The term "singing Tesla coil" was coined by David Nunez, the coordinator of the Austin, Texas chapter of Dorkbot, while describing a musical Tesla coil presentation by Joe DiPrima and Oliver Greaves during DorkBot's 2007 SXSW event. The term was then made popular by a CNET article describing the event. They had been doing public performances with the technology since March 2006. Shortly after that, DiPrima named their performance group "ArcAttack" and became the first musical group to ever use this technology in live performance.

Early versions of musical Tesla coils generally used zero crossing threshold detectors as a method of producing music through their spark output. Scott Coppersmith was the first person to design a complete MIDI-based Tesla coil system.

MIDI is the most common method of music production. It works by means of a microcontroller that is programmed to interpret MIDI data, and output a corresponding Pulse-width modulation (PWM) signal. This PWM signal is coupled to the Tesla coil through a fiber optic cable, and controls when the Tesla coil turns on and off.

==Zeusaphone==
The name zeusaphone was coined after a public demonstration of the device on June 9, 2007 at DucKon 16, a science fiction convention in Naperville, Illinois. The performance was by Steve Ward, an electrical engineering student at the University of Illinois at Urbana–Champaign, who designed and built the Tesla coil he used. Subsequent performances include "Dance of the Sugar Plum Fairies," performed on September 8, 2007, at the 2007 "Cheesehead Teslathon," a.k.a. "Lightning on the Lawn," in Baraboo WI, by Ward and fellow designer Jeff Larson on matching 41 kHz Tesla coils.

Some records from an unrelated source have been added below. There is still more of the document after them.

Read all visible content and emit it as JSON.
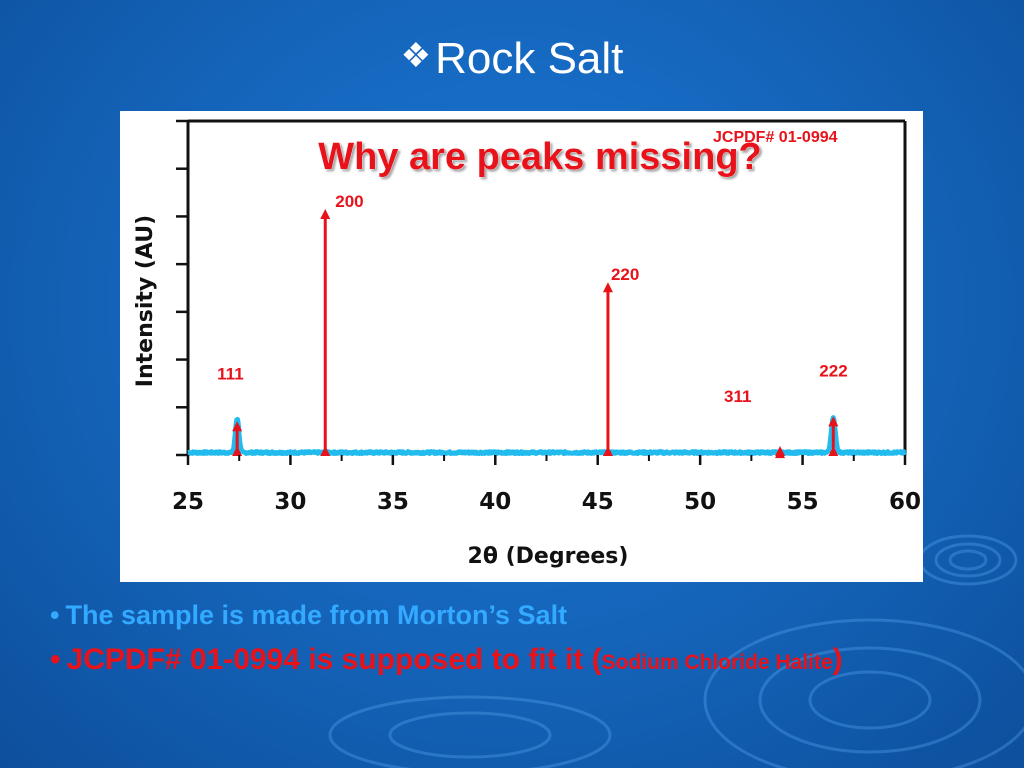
{
  "slide": {
    "title_symbol": "❖",
    "title": "Rock Salt",
    "bullets": [
      {
        "text": "The sample is made from Morton’s Salt",
        "color": "#33aaff"
      },
      {
        "text_main": "JCPDF# 01-0994 is supposed to fit it (",
        "text_small": "Sodium Chloride Halite",
        "text_end": ")",
        "color": "#e8121a"
      }
    ],
    "bullet_symbol": "•"
  },
  "chart_data": {
    "type": "line",
    "title": "Why are peaks missing?",
    "xlabel": "2θ (Degrees)",
    "ylabel": "Intensity (AU)",
    "xlim": [
      25,
      60
    ],
    "ylim": [
      0,
      100
    ],
    "x_ticks": [
      25,
      30,
      35,
      40,
      45,
      50,
      55,
      60
    ],
    "reference_label": "JCPDF# 01-0994",
    "reference_color": "#e8121a",
    "series_color": "#22bbee",
    "measured": {
      "baseline": 1,
      "peaks": [
        {
          "x": 27.4,
          "height": 14,
          "width": 0.12
        },
        {
          "x": 56.5,
          "height": 14,
          "width": 0.14
        }
      ]
    },
    "reference_peaks": [
      {
        "x": 27.4,
        "intensity": 13,
        "label": "111"
      },
      {
        "x": 31.7,
        "intensity": 100,
        "label": "200"
      },
      {
        "x": 45.5,
        "intensity": 70,
        "label": "220"
      },
      {
        "x": 53.9,
        "intensity": 2,
        "label": "311"
      },
      {
        "x": 56.5,
        "intensity": 15,
        "label": "222"
      }
    ]
  }
}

The term "zeusaphone" was conceived by Dr. Barry Gehm, of Lyon College, on June 19, 2007, in a conversation with his friend Bill Higgins. It is a play on the name of the sousaphone, giving homage instead to Zeus, ancient Greek god of lightning. The name was adopted by Ward on June 21, 2007. The alternative name "Thoramin" was suggested by Dan Butler-Ehle; it is a wordplay on "theremin" incorporating the name of Thor, the god of thunder in Norse mythology.

==In popular culture==

Singing Tesla coils were featured in Walt Disney's 2010 film The Sorcerer's Apprentice.

A singing Tesla coil was used in Björk's 2011 performance piece Biophilia, during a song called "Thunderbolt".

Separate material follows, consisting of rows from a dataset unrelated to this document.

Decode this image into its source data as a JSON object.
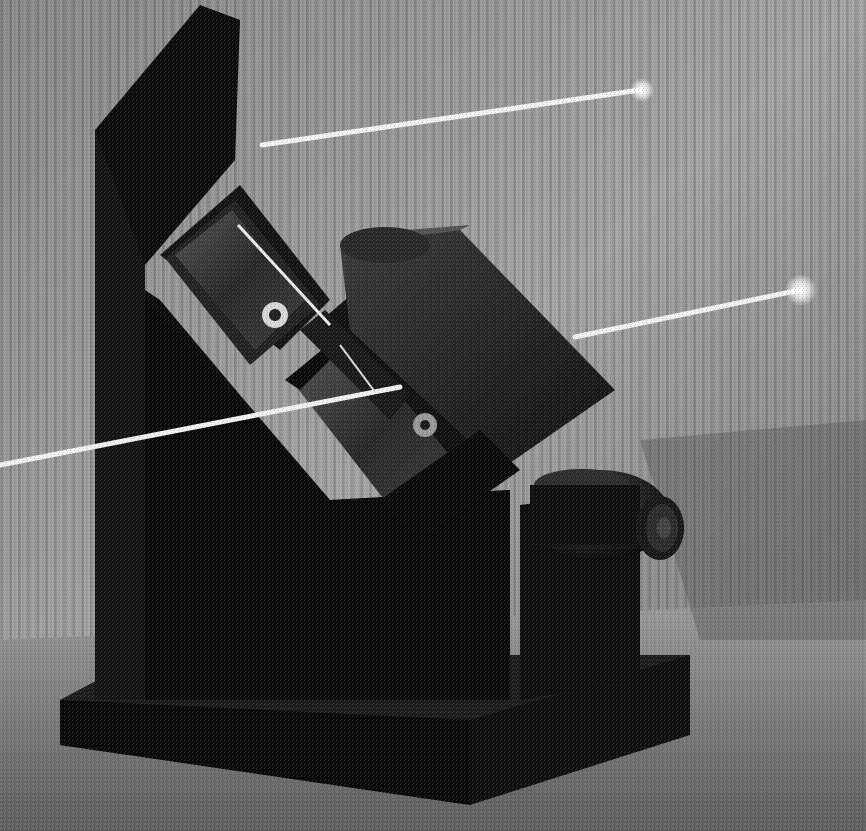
{
  "photo": {
    "subject": "optical-prism-mount-with-laser-beams",
    "palette": {
      "background_light": "#a9a9a9",
      "background_dark": "#6e6e6e",
      "stand": "#0d0d0d",
      "prism_glass": "#3a3a3a",
      "beam": "#f4f4f4",
      "knob": "#141414",
      "floor": "#8e8e8e"
    },
    "beams": [
      {
        "name": "upper-input-beam"
      },
      {
        "name": "right-output-beam"
      },
      {
        "name": "left-transmitted-beam"
      }
    ]
  }
}
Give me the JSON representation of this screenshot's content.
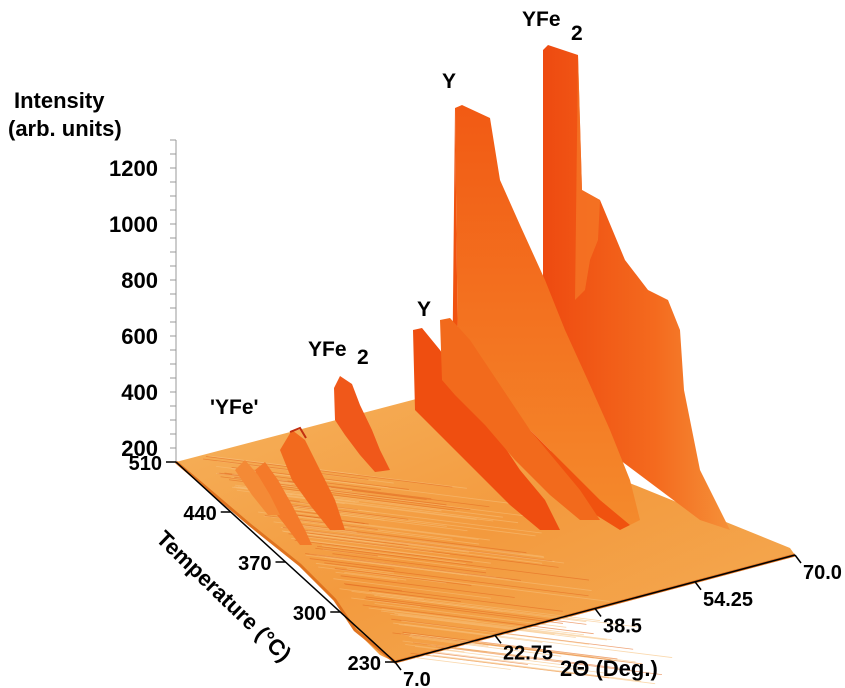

DJ QBert used a turntable for scratching a Tesla coil built by CamDAX (Cameron Mira) at the 2015 Maker Faire near San Francisco

The song "Tesla Theme" in Flux Pavilion's album Tesla features singing Tesla coils.

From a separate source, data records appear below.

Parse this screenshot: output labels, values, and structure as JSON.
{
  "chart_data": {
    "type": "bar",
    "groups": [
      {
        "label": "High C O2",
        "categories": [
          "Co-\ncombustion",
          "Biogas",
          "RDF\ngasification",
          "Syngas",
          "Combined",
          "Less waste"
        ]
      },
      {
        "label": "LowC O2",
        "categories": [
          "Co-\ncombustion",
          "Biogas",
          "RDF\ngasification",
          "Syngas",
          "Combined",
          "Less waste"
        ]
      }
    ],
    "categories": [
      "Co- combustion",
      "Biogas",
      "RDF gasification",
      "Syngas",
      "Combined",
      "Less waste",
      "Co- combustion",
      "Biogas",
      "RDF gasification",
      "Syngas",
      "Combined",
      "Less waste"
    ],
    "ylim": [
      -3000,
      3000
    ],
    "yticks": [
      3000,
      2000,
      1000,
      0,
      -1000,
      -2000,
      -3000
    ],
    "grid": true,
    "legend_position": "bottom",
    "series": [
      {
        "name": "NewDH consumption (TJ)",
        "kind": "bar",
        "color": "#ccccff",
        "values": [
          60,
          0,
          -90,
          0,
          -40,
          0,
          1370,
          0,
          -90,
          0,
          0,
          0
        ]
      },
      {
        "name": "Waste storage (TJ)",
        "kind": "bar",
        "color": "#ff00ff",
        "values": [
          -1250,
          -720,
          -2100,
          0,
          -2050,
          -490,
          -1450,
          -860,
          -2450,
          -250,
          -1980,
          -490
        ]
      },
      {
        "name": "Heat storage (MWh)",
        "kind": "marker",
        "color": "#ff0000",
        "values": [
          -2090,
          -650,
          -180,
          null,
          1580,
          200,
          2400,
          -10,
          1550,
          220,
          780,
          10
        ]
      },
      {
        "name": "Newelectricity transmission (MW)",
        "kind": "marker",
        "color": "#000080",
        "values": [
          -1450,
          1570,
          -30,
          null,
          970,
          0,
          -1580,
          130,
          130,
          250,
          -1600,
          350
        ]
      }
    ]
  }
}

Progressive metal band Trans-Siberian Orchestra used two singing Tesla coils during the 2019 "Christmas Eve and Other Stories" tour. The Tesla coils were used during the performances of "The Storm/The Mountain", "Requiem (The Fifth)", and the encore reprise of "Christmas Eve/Sarajevo 12/24"

Voltron, the Nikola Tesla-themed rollercoaster in Germany, plays its theme song using singing Tesla coils in the queue line.

W5, the science museum in Belfast, has a singing Tesla coil in its "Energise" exhibition, playing familiar songs like Smoke on the Water, Superman, Star Wars, and more.